Al momento de usar dicha función, se concluye que la hipótesis nula no se puede rechazar, pues el valor-P es bastante mayor al nivel de significancia (dicho valor es cercano a su valor máximo de 1). Por tanto, las evidencias no son suficientes para decir que la varianza de X13 en las mujeres es mayor a 80.
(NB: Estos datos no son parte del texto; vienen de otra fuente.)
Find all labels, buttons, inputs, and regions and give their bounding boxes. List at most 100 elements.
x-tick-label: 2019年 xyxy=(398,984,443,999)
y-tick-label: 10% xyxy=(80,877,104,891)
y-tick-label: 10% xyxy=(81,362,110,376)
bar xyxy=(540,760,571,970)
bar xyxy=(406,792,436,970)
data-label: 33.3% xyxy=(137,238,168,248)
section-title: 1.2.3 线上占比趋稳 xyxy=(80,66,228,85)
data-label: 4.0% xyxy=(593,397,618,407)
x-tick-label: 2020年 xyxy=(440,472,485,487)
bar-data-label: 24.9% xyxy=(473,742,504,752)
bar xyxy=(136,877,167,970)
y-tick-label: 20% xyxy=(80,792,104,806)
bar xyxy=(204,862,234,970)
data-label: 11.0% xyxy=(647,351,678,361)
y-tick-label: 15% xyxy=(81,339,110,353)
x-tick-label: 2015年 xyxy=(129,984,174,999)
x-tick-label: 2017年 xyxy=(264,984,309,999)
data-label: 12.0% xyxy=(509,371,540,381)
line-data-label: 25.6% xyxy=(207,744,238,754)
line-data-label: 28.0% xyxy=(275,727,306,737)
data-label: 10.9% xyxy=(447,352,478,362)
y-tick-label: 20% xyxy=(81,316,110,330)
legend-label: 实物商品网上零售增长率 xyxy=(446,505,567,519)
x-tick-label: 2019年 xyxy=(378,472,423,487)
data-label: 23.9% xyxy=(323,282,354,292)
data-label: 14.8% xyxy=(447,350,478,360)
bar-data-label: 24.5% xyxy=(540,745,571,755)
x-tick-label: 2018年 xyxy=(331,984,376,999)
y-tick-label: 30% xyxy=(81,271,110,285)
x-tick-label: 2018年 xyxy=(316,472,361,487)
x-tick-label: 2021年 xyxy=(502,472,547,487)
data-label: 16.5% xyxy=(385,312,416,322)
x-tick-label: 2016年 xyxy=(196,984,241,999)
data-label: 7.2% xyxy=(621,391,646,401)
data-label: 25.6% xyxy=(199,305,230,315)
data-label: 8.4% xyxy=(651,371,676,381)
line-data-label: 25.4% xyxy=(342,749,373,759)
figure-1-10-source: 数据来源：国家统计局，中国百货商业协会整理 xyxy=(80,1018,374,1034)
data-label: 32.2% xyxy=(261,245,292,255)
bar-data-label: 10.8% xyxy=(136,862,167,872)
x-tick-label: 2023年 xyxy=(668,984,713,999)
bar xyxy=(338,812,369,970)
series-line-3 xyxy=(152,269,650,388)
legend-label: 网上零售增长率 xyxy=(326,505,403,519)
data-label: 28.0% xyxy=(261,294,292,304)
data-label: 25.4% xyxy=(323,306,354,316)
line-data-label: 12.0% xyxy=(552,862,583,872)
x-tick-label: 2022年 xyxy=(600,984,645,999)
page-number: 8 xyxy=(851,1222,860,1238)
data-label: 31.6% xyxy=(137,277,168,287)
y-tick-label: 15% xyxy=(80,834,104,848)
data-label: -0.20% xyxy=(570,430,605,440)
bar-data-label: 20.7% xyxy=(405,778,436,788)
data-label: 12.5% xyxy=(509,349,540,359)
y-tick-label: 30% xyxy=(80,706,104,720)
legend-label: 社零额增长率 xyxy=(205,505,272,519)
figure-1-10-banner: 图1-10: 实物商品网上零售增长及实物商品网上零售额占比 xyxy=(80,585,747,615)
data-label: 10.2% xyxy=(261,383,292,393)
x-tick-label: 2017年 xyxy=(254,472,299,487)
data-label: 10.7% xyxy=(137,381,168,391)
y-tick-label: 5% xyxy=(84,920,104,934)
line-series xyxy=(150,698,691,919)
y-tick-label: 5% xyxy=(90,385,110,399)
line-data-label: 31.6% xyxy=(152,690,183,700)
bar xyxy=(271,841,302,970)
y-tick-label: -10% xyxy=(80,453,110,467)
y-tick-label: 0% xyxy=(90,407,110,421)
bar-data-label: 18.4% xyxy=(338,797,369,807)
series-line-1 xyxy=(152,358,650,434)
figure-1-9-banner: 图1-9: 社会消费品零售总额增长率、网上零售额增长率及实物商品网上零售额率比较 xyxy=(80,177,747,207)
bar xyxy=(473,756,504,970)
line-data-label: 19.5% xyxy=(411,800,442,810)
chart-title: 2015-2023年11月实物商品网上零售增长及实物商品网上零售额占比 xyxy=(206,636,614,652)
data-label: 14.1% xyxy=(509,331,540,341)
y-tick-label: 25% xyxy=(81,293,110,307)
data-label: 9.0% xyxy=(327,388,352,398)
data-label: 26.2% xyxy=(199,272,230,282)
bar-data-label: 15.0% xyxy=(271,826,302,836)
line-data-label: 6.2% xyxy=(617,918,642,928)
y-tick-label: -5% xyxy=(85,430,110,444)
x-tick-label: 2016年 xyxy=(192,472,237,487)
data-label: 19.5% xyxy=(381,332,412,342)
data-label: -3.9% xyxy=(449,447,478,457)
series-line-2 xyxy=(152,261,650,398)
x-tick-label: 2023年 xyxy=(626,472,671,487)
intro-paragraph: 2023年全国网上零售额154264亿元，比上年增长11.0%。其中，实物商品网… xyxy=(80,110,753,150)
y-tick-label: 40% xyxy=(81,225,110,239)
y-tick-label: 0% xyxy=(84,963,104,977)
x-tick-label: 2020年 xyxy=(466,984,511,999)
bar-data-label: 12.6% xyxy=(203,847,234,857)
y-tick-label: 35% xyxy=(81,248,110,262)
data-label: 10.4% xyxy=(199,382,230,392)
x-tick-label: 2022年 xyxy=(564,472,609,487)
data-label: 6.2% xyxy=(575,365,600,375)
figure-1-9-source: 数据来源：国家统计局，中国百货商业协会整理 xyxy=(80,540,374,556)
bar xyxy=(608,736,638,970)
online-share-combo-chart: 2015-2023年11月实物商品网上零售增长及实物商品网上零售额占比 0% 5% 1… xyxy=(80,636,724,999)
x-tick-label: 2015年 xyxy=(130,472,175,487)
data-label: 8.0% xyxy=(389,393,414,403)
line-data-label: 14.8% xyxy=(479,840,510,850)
Elabore un breve análisis regresión lineal para las variables que usted considere que tienen alta correlación.
library(ggplot2)
modelo <- lm(X23 ~ X13, data = muestra1)
summary(modelo)
##
## Call:
## lm(formula = X23 ~ X13, data = muestra1)
##
## Residuals:
## Min 1Q Median 3Q Max
## -15.0832 -4.5222 -0.1488 4.4082 21.3962
##
## Coefficients:
## Estimate Std. Error t value Pr(>|t|)
## (Intercept) -7.09902 4.45278 -1.594 0.112
## X13 0.97241 0.05056 19.231 <2e-16 ***
## ---
## Signif. codes: 0 '***' 0.001 '**' 0.01 '*' 0.05 '.' 0.1 ' ' 1
##
## Residual standard error: 6.65 on 245 degrees of freedom
## Multiple R-squared: 0.6015, Adjusted R-squared: 0.5999
## F-statistic: 369.8 on 1 and 245 DF, p-value: < 2.2e-16
ggplot(muestra1, aes(x=X13, y=X23)) +
geom_point() +
geom_smooth(method=lm, se=FALSE, color="red") +
labs(x="Circunferencia abdominal", y="Peso",
title="Relación entre peso y circunferencia abdominal")
La regresión lineal se realizo entre el peso y circunferencia
abdominal, podemos evidenciar que dichos datos de la muestra tienen una
relación directemante proporcional, lo que indica que a medida que
aumenta uno lo hace tambien el otro.